Sharing a video can also mean still photos and other still media are used, as even a moment in time captured and illustrated properly can be all the difference. The step from analysis to sharing is a vital one, and rushing film out is usually the reason that teams, coaches, and athletes don’t capitalize on presentation as much as they should.
Integrating Other Measurements and Technologies: Bringing It Together
Video is the backbone and framework to displaying data that is not easily consumed, like kinetic information from force plates or athlete accelerometer samples. Since we are familiar with video and we are visual creatures, taking data that is harder to relate to and superimposing it with video is the most powerful way to explain performance.

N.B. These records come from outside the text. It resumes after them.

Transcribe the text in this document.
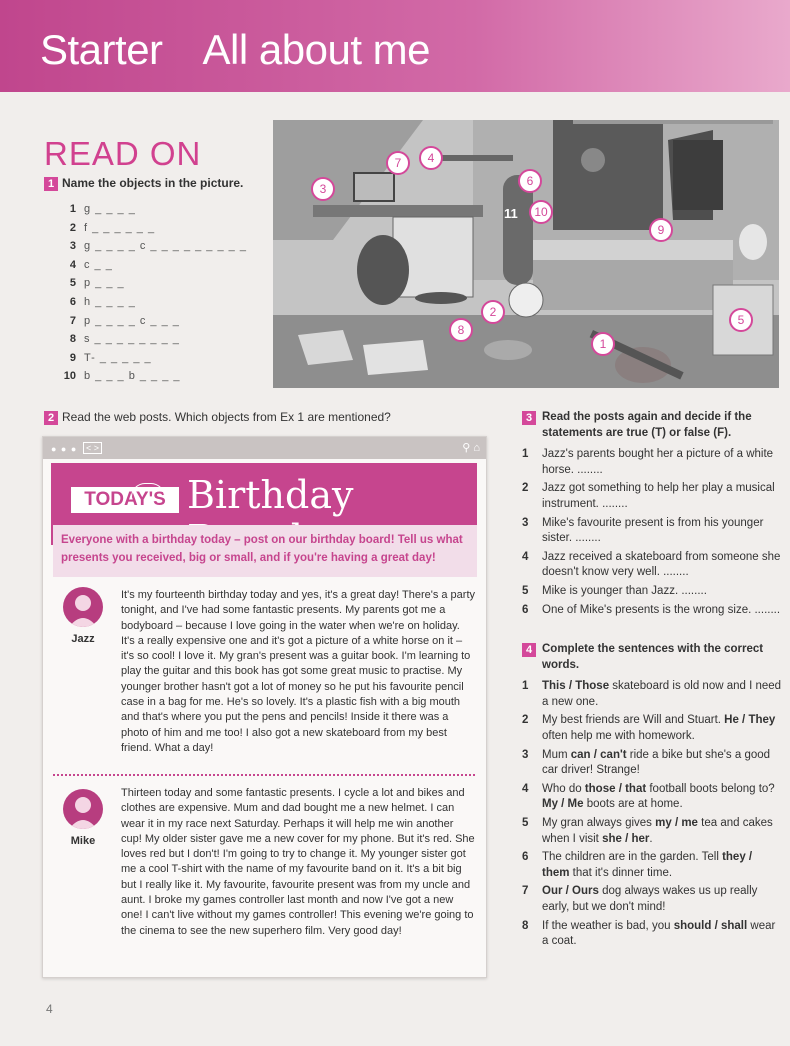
Starter All about me
READ ON
1 Name the objects in the picture.
1 g _ _ _ _
2 f _ _ _ _ _ _
3 g _ _ _ _ c _ _ _ _ _ _ _ _ _
4 c _ _
5 p _ _ _
6 h _ _ _ _
7 p _ _ _ _ c _ _ _
8 s _ _ _ _ _ _ _ _
9 T- _ _ _ _ _
10 b _ _ _ b _ _ _ _
1
2
3
4
5
6
7
8
9
10
11
2 Read the web posts. Which objects from Ex 1 are mentioned?
● ● ● < >	⚲ ⌂
TODAY'S Birthday

Everyone with a birthday today – post on our birthday board! Tell us what presents you received, big or small, and if you're having a great day!

Jazz

It's my fourteenth birthday today and yes, it's a great day! There's a party tonight, and I've had some fantastic presents. My parents got me a bodyboard – because I love going in the water when we're on holiday. It's a really expensive one and it's got a picture of a white horse on it – it's so cool! I love it. My gran's present was a guitar book. I'm learning to play the guitar and this book has got some great music to practise. My younger brother hasn't got a lot of money so he put his favourite pencil case in a bag for me. He's so lovely. It's a plastic fish with a big mouth and that's where you put the pens and pencils! Inside it there was a photo of him and me too! I also got a new skateboard from my best friend. What a day!

Mike

Thirteen today and some fantastic presents. I cycle a lot and bikes and clothes are expensive. Mum and dad bought me a new helmet. I can wear it in my race next Saturday. Perhaps it will help me win another cup! My older sister gave me a new cover for my phone. But it's red. She loves red but I don't! I'm going to try to change it. My younger sister got me a cool T-shirt with the name of my favourite band on it. It's a bit big but I really like it. My favourite, favourite present was from my uncle and aunt. I broke my games controller last month and now I've got a new one! I can't live without my games controller! This evening we're going to the cinema to see the new superhero film. Very good day!

3 Read the posts again and decide if the statements are true (T) or false (F).
1 Jazz's parents bought her a picture of a white horse. ........
2 Jazz got something to help her play a musical instrument. ........
3 Mike's favourite present is from his younger sister. ........
4 Jazz received a skateboard from someone she doesn't know very well. ........
5 Mike is younger than Jazz. ........
6 One of Mike's presents is the wrong size. ........
4 Complete the sentences with the correct words.
1 This / Those skateboard is old now and I need a new one.
2 My best friends are Will and Stuart. He / They often help me with homework.
3 Mum can / can't ride a bike but she's a good car driver! Strange!
4 Who do those / that football boots belong to? My / Me boots are at home.
5 My gran always gives my / me tea and cakes when I visit she / her.
6 The children are in the garden. Tell they / them that it's dinner time.
7 Our / Ours dog always wakes us up really early, but we don't mind!
8 If the weather is bad, you should / shall wear a coat.
4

In addition to the fusion of kinetic and kinematic information, the integration of other equipment makes video more specialized, and this is essential if you don’t have a lot of time. While I love the ability to get splits from video, the only time this makes sense in in competition is when timing gates or similar are not available. Integration with other technologies that automate and manage the information needed frees up the video analysis to do what it does best—evaluate motion.
Video 1. Kinetic information, or force data, comes alive when you synchronize video and live graphs. Pressure mapping and video analysis are a perfect solution for educational needs by providing context to the pressure data.
The future of sports technology has at its foundation the collection and viewing of data. We see some backlash and insecurities about the rise of technology, and I have heard the tone of fear and mistrust lately. Technology is not the problem, and because video shows the problem vividly, the process is uncomfortable for many.Video may be the most useful performance tool for coaches, besides their senses and experience, says @spikesonly. Click To Tweet
Video analysis is a pillar of truth when professionally employed, and change is only possible when you identify, accept, and understand the problem. Adding more information does pose the risk of confusion or information overload, but when done right the opposite happens: higher granularity can create clarity to what is happening. Athlete tracking devices, in-shoe measurement systems, physiological monitoring equipment, and even implements and balls now collect volumes of data. These changes are advancements if harnessed properly, and it’s up to the video analysts and coaches to follow best practices to take advantage of that information.
Some Advice Before You Get Started with Video
Video is perhaps the most useful performance tool available to coaches, besides their senses and experience. It’s tempting to just use your smartphone to record and worry about the process later, but to keep you from experiencing early success but later headaches, I advise you to get infrastructure first. Knowing your plan from capture through to sharing is the best long-term way to get results versus just feeling like you’re doing something. Results with video are only possible when the changes come from decisions you could not have made with your own eyes.
Using video is my favorite way to learn how athletes improve their ability to move properly, and each year I pick up valuable lessons that become the next year’s roadmap. I recommend taking video analysis seriously and getting every ounce of advantage out of it. Winning requires a position of leverage that is reliable and repeatable, and you can tap video today more than ever, as long as you use it properly and consistently.